SALT LAKE CITY — A father fighting for the custody of his recently adopted infant daughter received mixed news Monday, as the child's adoptive parents gave up custody, but did so by giving the child to her biological mother, who reportedly has signed documents surrendering her parental rights.

Colby Nielsen's family garnered widespread attention on social media last week when they made a public plea for awareness about the court order that removed from his custody his 3-week-old daughter Kaylee, who Nielsen claims he planned to raise with his girlfriend.

Nielsen, 20, said the woman changed her mind a week after the birth and signed off on Kaylee's adoption, despite his objections and intentions to raise the child. He refused to sign adoption papers and said he would raise the daughter with the support of his family.

Wesley Hutchins, Nielsen's attorney, said he and his client met with Kaylee's mother Monday evening in the small Cache County town of Lewiston to discuss a plan of action on behalf of the baby girl. After the meeting, Hutchins said the woman proposed a plan under which she would assume primary custody of the baby and Nielsen would be allowed visitation. The negotiation failed to reach a resolution and it was possible the custody fight would extend to the courts, he said.

Hutchins said the adoptive parents erred in returning Kaylee to her mother. Hutchins insisted the woman gave up her parental rights when she signed adoption documents.

Hutchins said at a press conference Friday that under Utah law, Kaylee's mother could legally place her for adoption without Nielsen's consent. But he promised he would draw from recent case law to fight the adoption in court.

"To take his child away from him after raising her for two weeks, or any significant period of time, is reprehensible — and it is contrary to the most basic notions that we hold dear as Americans," Hutchins said at the time.
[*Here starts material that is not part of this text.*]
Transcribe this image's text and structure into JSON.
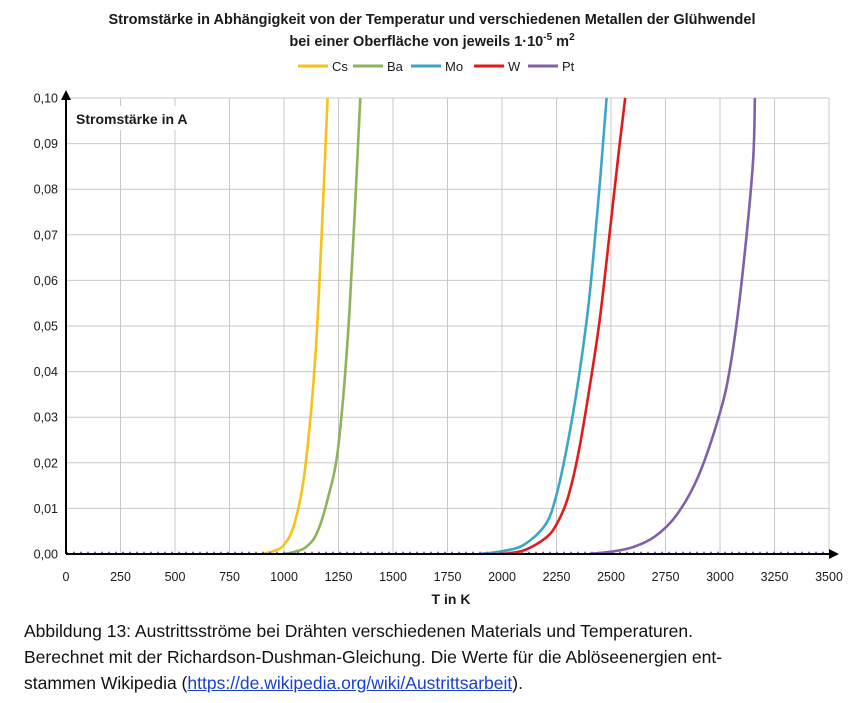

Baby Kaylee's adoptive parents, who wished to remain anonymous, refuted some of the claims made by Nielsen's family in a statement Monday:

"Sadly, misinformation has caused immense pain and suffering by all parties involved. Our hearts go out to both biological parents. We are formally relinquishing all custodial rights. We are happy to have reunited Kaylee with her loving biological mother," the statement said in part. "We believe the couple, if unfettered by legality and other pressures, will be able to decide what is best for Kaylee. This is how the situation should have always been resolved. At no point has Kaylee ever spent a 24 hour period away from one of her biological parents."

The adoptive parents said their intentions and behavior regarding Kaylee has been mischaracterized.

"Our intent was always to have a completely open adoption, as discussed with both biological parents prior to birth. We have always wanted what is best for Kaylee," the remainder of the statement said. "Had we known that all parties were not in agreement in these regards, the adoption never would have taken place. We have hope that this may yet be a happy story for Kaylee and her biological parents."

The pleas of Nielsen's family for public scrutiny of his daughter's custody situation were met with resounding support online. More than 40,000 people had liked a Facebook page titled "Get Baby Kaylee Home to her Daddy" as of Monday evening. A GoFundMe donations account, presumably created for legal costs, had raised close to $20,000 from more than 750 people in just three days. A petition on the White House website associated with Nielsen's case was posted Saturday, calling for an investigation into Utah's adoption policies, which it called "civil rights atrocities." The petition had gained 2,240 signatures as of Monday.